Terrill was not alone. On July 9, the Saint Paul Pioneer Press published a letter from Aaron Anthony Benner and Roy Magnuson, both of whom taught in the district for over 15 years, expressing their dissatisfaction with the School Board’s decision, citing safety and equity as major concerns.
Marchese criticized the student survey on SROs as not pulling from a wide enough group of students. He said his motion to cut the school district’s ties with SROs was shaped with the district’s racial equity policy in mind. He said the resistance to removing SROs is largely due to the lack of a known alternative.

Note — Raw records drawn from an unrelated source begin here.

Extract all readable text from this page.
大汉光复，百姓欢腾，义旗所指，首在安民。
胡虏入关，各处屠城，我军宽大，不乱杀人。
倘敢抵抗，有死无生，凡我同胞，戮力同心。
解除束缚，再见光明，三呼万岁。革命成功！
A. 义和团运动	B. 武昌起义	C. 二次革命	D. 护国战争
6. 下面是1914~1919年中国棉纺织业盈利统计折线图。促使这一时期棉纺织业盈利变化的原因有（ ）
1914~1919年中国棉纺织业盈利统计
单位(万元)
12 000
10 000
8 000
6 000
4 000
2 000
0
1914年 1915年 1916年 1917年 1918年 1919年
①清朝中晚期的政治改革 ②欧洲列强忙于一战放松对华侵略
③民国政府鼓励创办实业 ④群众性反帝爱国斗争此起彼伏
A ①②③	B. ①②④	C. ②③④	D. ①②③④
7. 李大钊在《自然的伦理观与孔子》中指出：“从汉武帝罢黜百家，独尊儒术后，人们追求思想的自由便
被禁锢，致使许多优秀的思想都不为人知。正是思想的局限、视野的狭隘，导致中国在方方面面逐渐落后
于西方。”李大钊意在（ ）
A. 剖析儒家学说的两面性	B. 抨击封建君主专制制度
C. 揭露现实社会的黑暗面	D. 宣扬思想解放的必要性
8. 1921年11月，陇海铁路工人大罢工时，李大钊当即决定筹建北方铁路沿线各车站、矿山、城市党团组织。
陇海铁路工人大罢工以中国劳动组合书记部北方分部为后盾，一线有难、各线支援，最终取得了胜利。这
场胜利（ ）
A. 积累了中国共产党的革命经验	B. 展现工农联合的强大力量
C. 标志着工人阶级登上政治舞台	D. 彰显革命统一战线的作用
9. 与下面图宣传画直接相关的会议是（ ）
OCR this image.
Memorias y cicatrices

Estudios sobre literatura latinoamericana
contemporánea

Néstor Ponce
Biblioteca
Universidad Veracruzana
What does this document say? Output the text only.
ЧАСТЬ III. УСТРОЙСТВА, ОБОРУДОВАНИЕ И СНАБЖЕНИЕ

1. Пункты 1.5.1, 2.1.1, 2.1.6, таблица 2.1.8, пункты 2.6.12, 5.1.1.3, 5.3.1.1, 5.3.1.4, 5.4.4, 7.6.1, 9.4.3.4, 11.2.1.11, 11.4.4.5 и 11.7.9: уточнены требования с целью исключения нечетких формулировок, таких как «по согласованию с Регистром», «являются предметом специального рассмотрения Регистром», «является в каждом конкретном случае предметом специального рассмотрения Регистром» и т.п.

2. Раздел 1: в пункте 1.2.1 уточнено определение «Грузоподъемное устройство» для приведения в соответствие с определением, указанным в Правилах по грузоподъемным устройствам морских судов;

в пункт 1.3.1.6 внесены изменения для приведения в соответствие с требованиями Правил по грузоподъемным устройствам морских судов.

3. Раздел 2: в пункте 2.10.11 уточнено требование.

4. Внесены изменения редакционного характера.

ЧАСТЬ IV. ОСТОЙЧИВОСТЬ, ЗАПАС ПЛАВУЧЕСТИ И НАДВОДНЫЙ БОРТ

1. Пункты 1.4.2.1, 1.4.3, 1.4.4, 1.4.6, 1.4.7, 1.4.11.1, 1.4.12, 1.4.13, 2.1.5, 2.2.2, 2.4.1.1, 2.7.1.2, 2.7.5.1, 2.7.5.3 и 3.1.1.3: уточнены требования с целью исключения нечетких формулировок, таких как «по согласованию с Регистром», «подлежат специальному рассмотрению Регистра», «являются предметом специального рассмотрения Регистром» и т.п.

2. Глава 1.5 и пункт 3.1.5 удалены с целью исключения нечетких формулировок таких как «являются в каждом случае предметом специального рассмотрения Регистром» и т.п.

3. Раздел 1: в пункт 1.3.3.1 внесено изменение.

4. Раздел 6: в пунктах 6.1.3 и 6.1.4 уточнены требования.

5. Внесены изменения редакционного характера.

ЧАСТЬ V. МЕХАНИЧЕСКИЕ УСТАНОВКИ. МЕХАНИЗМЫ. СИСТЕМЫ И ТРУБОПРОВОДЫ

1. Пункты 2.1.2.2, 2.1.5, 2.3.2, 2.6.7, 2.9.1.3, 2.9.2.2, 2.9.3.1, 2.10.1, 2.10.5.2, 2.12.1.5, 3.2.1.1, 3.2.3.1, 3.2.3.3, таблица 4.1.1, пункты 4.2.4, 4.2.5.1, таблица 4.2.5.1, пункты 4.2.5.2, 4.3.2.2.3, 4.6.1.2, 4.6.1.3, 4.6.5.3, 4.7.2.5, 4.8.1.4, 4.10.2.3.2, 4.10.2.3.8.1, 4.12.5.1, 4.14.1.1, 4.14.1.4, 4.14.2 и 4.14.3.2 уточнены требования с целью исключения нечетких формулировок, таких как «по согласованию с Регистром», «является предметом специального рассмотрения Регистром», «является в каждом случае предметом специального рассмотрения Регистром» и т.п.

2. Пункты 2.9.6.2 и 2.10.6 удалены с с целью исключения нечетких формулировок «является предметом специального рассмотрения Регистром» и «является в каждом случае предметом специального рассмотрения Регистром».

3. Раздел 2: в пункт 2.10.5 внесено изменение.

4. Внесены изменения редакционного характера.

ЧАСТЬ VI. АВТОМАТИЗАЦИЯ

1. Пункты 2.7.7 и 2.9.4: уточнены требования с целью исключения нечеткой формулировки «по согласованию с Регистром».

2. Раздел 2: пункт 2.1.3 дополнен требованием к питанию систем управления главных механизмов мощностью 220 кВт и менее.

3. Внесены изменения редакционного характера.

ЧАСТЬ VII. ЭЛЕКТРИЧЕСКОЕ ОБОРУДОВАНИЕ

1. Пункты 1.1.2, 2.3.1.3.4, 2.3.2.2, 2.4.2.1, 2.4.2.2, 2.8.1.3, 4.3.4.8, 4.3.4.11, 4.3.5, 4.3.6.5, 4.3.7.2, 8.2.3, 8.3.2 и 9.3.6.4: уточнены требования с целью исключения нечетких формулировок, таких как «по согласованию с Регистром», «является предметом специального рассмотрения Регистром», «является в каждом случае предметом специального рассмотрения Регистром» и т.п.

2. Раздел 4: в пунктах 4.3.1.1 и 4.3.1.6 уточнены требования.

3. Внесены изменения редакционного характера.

According to Turner, the high school principals’ support of SROs demonstrates a “lack of creativity. Those principals need to check their biases and focus on putting together a school community where the students want to be there. I think it’s easy to get caught up in having low expectations for students and children.”
School safety and replacing SROs are not mutually exclusive, said Turner, who attended Highland Park High School. He believes a community-based in-school mentorship program could ensure students’ safety by preventing incidents before they happen.
“Cops aren’t stopping anything that relationships couldn’t prevent,” Turner said. “(Relationship-based mentorships) can create a school environment that’s conducive to students reaching their full potential. It creates a more loving environment.”